N°1120-1121 Janvier-février 2001
LE RACISME ANTI-TSIGANE
enfin étudié par l'O.N.U.

Nous avons souvent dit - et nous avons répété au congrès national de l'A.N.A.C.R. à Saint-Brieuc - que nous étions quasiment seuls à évoquer le triste sort de milliers de Tsiganes pendant la guerre. Les nazis voulaient leur extermination. Nous avons plusieurs fois cité les pages du livre de Jacques Delarue intitulé : "Trafics et crimes sous l'Occupation", dans lequel est minutieusement décrit le massacre d'un groupe de Tsiganes que la division Das Reich, en route du sud-ouest vers la Normandie via Oradour, trouva malencontreusement sur son chemin. Et quiconque visite l'ancien camp de Struthof a la possibilité de se faire une idée de la volonté génocidaire des nazis à l'égard de ceux qu'à l'O.N.U. on appelle tous, indifféremment, les Roms.
Cependant, un fait nouveau vient d'intervenir à l'O.N.U. Pour la première fois depuis sa création en 1946, cette institution vient de consacrer, en sa Commission des Droits de l'Homme, deux journées à l'étude du sort de ceux que pour notre part nous continuons à appeler indifféremment les Tsiganes. Un document de travail avait été préparé par plusieurs juristes. Le Français Louis Joinet déclara d'entrée qu'il s'agissait là de "l'un des sujets les plus délicats que la sous-commission ait eu à aborder au cours de ces 20 dernières années".
Pourquoi ? Et pourquoi avoir laissé passer les 30 premières années ? L'auteur du premier document de travail, un juriste mauricien, Jeung Sik Yuen, rappela que jamais l'O.N.U. n'avait cherché "à comprendre la situation de la minorité ethnique Rom en Europe ; aucune étude approfondie n'avait été réalisée sur la discrimination qu'elle endurait ni sur les moyens d'améliorer son sort."
La phrase est intéressante car, rappelant le sort de cette minorité pendant la guerre, elle s'ouvre sur l'évocation de son sort actuel.
Il est évident que le rapporteur évoque les agressions racistes perpétrées par des skinheads puisque ceux-ci ont tout hérité des nazis.

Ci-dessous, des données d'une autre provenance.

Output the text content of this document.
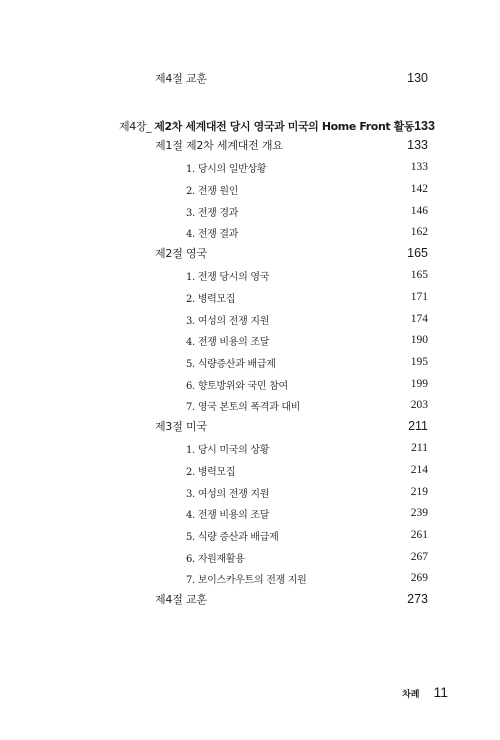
제4절 교훈	130
제4장_ 제2차 세계대전 당시 영국과 미국의 Home Front 활동 133
제1절 제2차 세계대전 개요	133
1. 당시의 일반상황	133
2. 전쟁 원인	142
3. 전쟁 경과	146
4. 전쟁 결과	162
제2절 영국	165
1. 전쟁 당시의 영국	165
2. 병력모집	171
3. 여성의 전쟁 지원	174
4. 전쟁 비용의 조달	190
5. 식량증산과 배급제	195
6. 향토방위와 국민 참여	199
7. 영국 본토의 폭격과 대비	203
제3절 미국	211
1. 당시 미국의 상황	211
2. 병력모집	214
3. 여성의 전쟁 지원	219
4. 전쟁 비용의 조달	239
5. 식량 증산과 배급제	261
6. 자원재활용	267
7. 보이스카우트의 전쟁 지원	269
제4절 교훈	273
차례 11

Mais s'ajoutent d'autres constatations, notamment que, depuis la chute des régimes politiques qui prévalaient en Europe de l'Est, le chômage réduit le nombre des emplois disponibles et les Roms, à la recherche, en raison de leur absence de formation, d'emplois qui n'exigent pas de compétence particulière, sont considérés comme des concurrents par d'autres chômeurs et subissent brimades et agressions. Actuellement en ces régions, il est fréquent qu'ils ne puissent même pas avoir accès à des institutions publiques comme des stades, des piscines, des restaurants.Ont même été cités des cas où les enfants sont dirigés vers des écoles pour handicapés mentaux, ce qui explique le taux d'analphabétisme qu'on leur reproche!
Le seul voeu qui puisse être exprimé est que ces deux jours de travail aient une suite et que des mesures pratiques viennent améliorer le sort des Roms qui ont survécu au nazisme et de ceux qui sont nés depuis.